The Evaporative Demand Drought Index: The Physical Basis.

Thursday, 18 December 2014
Mike Hobbins, National Integrated Drought Information System, Boulder, CO, United States, Daniel McEvoy, University of Nevada Reno, Reno, NV, United States, Justin Lee Huntington, Desert Research Institute Reno, Reno, NV, United States, Andrew W Wood, National Center for Atmospheric Research, Boulder, CO, United States and James P Verdin, USGS/EROS, Boulder, CO, United States
Operational drought monitoring has long suffered from poor representation of evaporative dynamics, with popular drought indices—such as the PDSI that informs much of the US Drought Monitor (USDM)—primarily relying on precipitation and temperature (T) to represent hydroclimatic anomalies. When evaporative demand (Eo) has been used, it has most often been derived from poorly performing T-based parameterizations that are then used in LSMs to derive actual evapotranspiration (ET). Our goal is to create a drought index that both improves the representation of evaporative dynamics in drought and offers a useful leading indicator of both flash and sustained droughts. This presentation will outline the physical basis for such an index: the Evaporative Demand Drought Index (EDDI).

EDDI measures the physical response of Eo to surface drying anomalies that occur due to two distinct land surface/atmosphere interactions. In sustained drought, when moisture is limited at the land surface, Eo and ET vary in a complementary relationship: as ET declines, Eo increases due to the energy balance tipping to favor sensible heating. In flash droughts (before surface moisture limitations), ET and Eo both rise in response to increases in advection, radiation, or temperature, or decreases in humidity. Thus, Eo rises in response to both drought types (in contrast to ET-based drought measures), suggesting strong potential for use as a leading indicator of both drought types.

For Eo, we use reference ET (ETo) from the ASCE Standardized Reference ET equation forced by North American Land Data Assimilation System (NLDAS) drivers (T, specific humidity, downwards SW radiation, and wind speed), run daily across CONUS from 1980 to the present.
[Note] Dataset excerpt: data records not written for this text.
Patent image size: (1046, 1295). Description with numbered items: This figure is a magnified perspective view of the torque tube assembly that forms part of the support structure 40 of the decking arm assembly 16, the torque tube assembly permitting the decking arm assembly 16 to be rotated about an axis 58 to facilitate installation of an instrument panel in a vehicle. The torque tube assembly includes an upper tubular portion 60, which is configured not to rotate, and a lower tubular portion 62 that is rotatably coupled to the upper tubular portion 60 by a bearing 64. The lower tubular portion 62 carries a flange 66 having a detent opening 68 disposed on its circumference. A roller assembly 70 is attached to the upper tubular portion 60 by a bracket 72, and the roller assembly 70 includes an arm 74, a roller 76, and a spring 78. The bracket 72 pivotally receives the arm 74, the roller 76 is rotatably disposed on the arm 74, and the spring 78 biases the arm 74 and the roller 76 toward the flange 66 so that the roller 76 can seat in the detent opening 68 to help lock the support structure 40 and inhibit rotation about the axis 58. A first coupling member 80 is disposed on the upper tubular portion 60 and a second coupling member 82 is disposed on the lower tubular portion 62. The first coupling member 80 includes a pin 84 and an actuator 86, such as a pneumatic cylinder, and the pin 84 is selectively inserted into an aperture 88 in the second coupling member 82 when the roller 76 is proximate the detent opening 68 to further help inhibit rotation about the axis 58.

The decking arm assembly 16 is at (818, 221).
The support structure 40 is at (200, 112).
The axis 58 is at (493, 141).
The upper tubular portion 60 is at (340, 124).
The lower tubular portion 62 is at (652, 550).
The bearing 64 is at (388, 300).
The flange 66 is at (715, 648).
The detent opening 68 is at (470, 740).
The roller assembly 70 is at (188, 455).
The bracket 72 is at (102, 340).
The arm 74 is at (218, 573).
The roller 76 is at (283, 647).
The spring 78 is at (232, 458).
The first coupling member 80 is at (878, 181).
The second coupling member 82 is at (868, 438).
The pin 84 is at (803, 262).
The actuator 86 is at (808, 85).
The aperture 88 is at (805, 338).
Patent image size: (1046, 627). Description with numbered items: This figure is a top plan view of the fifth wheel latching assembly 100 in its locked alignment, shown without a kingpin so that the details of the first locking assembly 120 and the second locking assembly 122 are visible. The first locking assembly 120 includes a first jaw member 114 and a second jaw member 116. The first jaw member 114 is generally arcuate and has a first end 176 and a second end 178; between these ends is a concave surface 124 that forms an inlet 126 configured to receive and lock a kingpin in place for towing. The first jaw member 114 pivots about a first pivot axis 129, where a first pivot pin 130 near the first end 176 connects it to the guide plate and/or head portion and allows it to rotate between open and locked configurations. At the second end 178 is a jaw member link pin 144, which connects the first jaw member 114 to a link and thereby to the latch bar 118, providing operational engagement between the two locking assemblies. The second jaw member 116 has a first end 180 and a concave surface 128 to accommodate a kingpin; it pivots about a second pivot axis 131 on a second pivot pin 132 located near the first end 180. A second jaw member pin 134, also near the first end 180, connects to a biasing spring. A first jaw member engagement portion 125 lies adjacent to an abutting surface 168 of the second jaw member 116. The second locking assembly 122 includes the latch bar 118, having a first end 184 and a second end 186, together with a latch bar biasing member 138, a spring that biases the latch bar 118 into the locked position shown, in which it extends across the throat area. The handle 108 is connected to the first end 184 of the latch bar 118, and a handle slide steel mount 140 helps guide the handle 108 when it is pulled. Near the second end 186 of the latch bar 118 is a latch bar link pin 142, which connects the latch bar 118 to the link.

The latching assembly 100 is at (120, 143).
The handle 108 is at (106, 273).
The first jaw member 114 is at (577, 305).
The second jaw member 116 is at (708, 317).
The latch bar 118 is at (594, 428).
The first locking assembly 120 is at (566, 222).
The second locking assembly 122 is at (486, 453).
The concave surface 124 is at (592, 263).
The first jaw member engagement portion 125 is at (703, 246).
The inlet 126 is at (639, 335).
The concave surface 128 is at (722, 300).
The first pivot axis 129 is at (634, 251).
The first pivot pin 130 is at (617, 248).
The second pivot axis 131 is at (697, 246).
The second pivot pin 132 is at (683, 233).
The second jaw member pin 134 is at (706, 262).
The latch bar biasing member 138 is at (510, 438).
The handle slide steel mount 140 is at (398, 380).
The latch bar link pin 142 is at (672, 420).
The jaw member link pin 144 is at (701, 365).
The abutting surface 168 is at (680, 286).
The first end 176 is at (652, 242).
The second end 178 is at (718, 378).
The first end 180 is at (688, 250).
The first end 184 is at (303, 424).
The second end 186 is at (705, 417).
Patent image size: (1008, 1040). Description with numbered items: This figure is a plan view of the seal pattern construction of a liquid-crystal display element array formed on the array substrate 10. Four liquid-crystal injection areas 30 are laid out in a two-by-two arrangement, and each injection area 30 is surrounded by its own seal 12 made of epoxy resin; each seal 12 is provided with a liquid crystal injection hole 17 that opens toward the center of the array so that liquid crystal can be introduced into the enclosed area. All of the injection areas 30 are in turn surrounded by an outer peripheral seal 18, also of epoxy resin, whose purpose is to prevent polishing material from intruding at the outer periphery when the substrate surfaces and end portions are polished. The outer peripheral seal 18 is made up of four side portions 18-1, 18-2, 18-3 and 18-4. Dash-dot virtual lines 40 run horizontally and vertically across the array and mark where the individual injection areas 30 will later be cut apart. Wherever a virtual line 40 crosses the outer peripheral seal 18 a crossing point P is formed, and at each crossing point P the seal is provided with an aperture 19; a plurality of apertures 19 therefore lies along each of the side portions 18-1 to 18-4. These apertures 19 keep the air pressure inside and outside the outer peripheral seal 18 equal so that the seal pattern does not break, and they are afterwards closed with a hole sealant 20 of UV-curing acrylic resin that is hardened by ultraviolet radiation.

Anomalies from a 30-year climatological mean ETo are accumulated across a given time-window and double-standardized: first by standardizing the anomaly against climatologic ETo; then generating a Z–score. Positive EDDI indicates drier than normal conditions (and so, drought).

This poster will summarize these different responses and how they combine to make a useful drought indicator such as EDDI, examine the long-term performance of EDDI against the USDM in four basins from across CONUS’s hydroclimatic spectrum, and demonstrate the promise of EDDI as a leading indicator of drought.